My current status: june 2006. Wife ran out and filed D. Finalized Jan 11, 2010, after 12.5 years M. 3 wonderful sons caught in the middle
oh, and yes i have had the reaction of handling a naked ... and having no reaction. I just didnt worry about it much at the time... because I wasnt expected to perform right then.
AND more importantly you assumed that when the occasion arose (so to speak) again, you would be able to depend on Mr. Happy.
Originally Posted By: Dom
actually, that kinda did happen once and dammit, she never strongly initiated again. sniff...]
I am so sorry... those memories (yours and hers can linger). Why do you suppose she has never strongly initiated again? Did she take your erection personally?
Originally Posted By: Dom
What I wish to convey, is that losing the physical, can be a nasty shock, and seriously disrupt the mental... but if the guy is in the right athmosphere, it doesnt have to mean that the mental goes away. It might need a little nudge to get it going after the shock... but if the guy is very comfortable with the gal, it can be quite fine.
Yes, of course, I've had this experience with a guy, too, and it certainly can be fine IF HE'S FAIRLY SURE THAT HE CAN HAVE AN ERECTION AGAIN WHEN HE WANTS ONE.
What if he is fairly sure he WON'T be able to have one again when he wants one? This is NOT a comfortable situation for either party.

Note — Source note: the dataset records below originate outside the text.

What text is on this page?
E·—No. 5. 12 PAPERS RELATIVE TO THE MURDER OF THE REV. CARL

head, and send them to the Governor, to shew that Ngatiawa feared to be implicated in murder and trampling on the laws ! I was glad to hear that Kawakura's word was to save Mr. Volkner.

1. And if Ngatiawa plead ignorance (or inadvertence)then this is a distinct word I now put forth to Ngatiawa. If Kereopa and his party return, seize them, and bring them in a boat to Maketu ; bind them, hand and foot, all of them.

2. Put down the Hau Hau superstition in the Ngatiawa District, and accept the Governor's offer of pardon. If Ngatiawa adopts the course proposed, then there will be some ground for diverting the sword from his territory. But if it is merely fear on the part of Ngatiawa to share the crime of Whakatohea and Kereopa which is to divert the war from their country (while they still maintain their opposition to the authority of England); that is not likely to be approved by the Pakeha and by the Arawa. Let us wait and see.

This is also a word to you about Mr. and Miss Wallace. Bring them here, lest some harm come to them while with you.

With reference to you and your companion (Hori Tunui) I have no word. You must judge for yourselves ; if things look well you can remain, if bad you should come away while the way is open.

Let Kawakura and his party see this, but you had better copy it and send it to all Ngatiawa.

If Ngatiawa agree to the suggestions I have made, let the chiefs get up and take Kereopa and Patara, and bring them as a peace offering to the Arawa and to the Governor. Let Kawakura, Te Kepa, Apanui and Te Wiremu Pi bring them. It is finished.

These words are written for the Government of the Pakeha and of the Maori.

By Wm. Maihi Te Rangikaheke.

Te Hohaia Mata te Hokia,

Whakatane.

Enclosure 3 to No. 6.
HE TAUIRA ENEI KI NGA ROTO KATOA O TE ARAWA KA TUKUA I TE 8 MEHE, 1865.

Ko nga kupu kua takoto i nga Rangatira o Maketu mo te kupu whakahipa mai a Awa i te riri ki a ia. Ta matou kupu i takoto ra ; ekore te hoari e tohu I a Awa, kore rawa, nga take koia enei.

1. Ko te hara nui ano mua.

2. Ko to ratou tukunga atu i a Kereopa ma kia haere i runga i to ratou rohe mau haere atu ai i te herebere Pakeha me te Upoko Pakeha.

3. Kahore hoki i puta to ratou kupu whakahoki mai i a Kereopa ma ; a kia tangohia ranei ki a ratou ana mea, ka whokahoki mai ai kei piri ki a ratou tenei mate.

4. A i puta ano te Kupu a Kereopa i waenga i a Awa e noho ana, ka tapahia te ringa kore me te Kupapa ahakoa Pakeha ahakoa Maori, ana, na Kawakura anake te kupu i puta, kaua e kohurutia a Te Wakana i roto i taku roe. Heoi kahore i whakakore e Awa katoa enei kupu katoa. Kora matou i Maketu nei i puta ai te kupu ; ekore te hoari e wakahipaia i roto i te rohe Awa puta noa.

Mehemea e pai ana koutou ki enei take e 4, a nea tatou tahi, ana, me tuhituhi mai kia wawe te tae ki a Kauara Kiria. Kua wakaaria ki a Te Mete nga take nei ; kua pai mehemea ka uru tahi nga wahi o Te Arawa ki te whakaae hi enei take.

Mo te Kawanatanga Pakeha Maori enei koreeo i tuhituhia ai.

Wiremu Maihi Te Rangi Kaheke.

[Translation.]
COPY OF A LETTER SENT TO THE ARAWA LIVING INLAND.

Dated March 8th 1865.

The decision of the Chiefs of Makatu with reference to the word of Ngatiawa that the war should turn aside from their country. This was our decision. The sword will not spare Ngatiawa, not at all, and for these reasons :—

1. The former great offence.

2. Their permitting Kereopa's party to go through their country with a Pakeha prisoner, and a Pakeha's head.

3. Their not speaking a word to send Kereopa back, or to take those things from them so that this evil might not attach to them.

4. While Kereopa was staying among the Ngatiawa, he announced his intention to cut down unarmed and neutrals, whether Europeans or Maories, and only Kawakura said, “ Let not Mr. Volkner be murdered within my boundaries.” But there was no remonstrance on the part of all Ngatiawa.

Again, you don't experience an erection when you're sick. But you're pretty sure that when you're well, you'll be back in the game. What about if the game is over for your penis?
Originally Posted By: Dom
I have had many occasions where I have been in the situation of seeing something, or thinking of something, etc, etc, and suddenly been struck with the thought.. "huh.... kinda wierd I dont have an erection right now".
What if THIS were the norm for you?
Can you imagine your female partner assuring you it doesn't matter, she still loves you, "BTW, will you go down on me?" Actually it has the effect of making you want to avoid the whole subject.
I'm suggesting that this is ONE of the components in mr karen's sexual reluctance-- not the WHOLE picture, but part of it.